Elle est suivie du morceau le plus long de l’album, Momma Miss America, un instrumental de quatre minutes, puis du titre Teddy Boy. Elle aussi écrite en Inde et rejetée par les trois autres Beatles en froid, elle se réfère à leurs débuts comme jeunes Anglais « Teddy Boys », ces jeunes garçons associés dans les années 50 au rock et à une certaine violence par la société britannique de l’époque. Quand on pense à la situation des quatre camarades de Liverpool lors de l’écriture de ce titre, on ne peut qu’écouter ce titre avec une certaine mélancolie, portée par la mélodie et la voix teintée de tristesse du chanteur.

Mary, Paul et Heather McCartney au Mull of Kintyre, 1970.
© Linda McCartney

Le titre phare de cet album, «  Maybe I’m Amazed  », un hommage à Linda McCartney et sa force portant et motivant un McCartney au plus bas de sa carrière. Si ce n’est pas sa seule chanson d’amour destinée à sa première épouse, ce morceau se détache des autres par un mélange parfait de musique entraînante et de paroles extrêmement touchantes, où le parolier détaille son admiration pour celle qui partagera sa vie pendant presque trente ans.

Enfin, Paul McCartney clôt son premier album par un instrumental étonnant, Kreen-Akrore. Inspiré par un documentaire sur ce peuple indigène chasseur-cueilleur vivant au milieu des arbres en Amazonie, il décide de recréer la puissance de leur chasse impressionnante. Linda et lui enregistrent donc leurs fortes respirations, des bruits d’animaux, et Paul se met à la batterie pour en trouver le rythme. C’est une fin qui nous rappelle encore une fois l’ampleur des talents de Paul McCartney en tant que compositeur.

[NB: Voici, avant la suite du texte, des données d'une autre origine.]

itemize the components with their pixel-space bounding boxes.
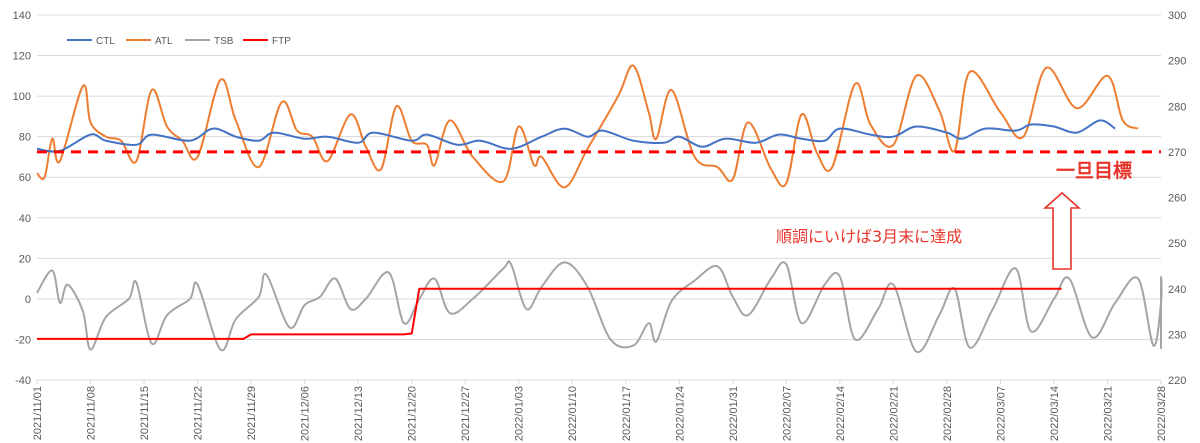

McCartney est un album à écouter et ré-écouter, autant pour ses forces que ses faiblesses, car il est brut, pur. C’est aussi une œuvre souvent sous-estimée d’un artiste face à ses angoisses, qui se cherche. Si vous ne saviez pas quoi ajouter à votre playlist de confinement, c’est l’album idéal. Et si vous vouliez commencer à composer et enregistrer un album chez vous, allez-y. McCartney l’a fait, et c’est beau. Avis aux amateurs.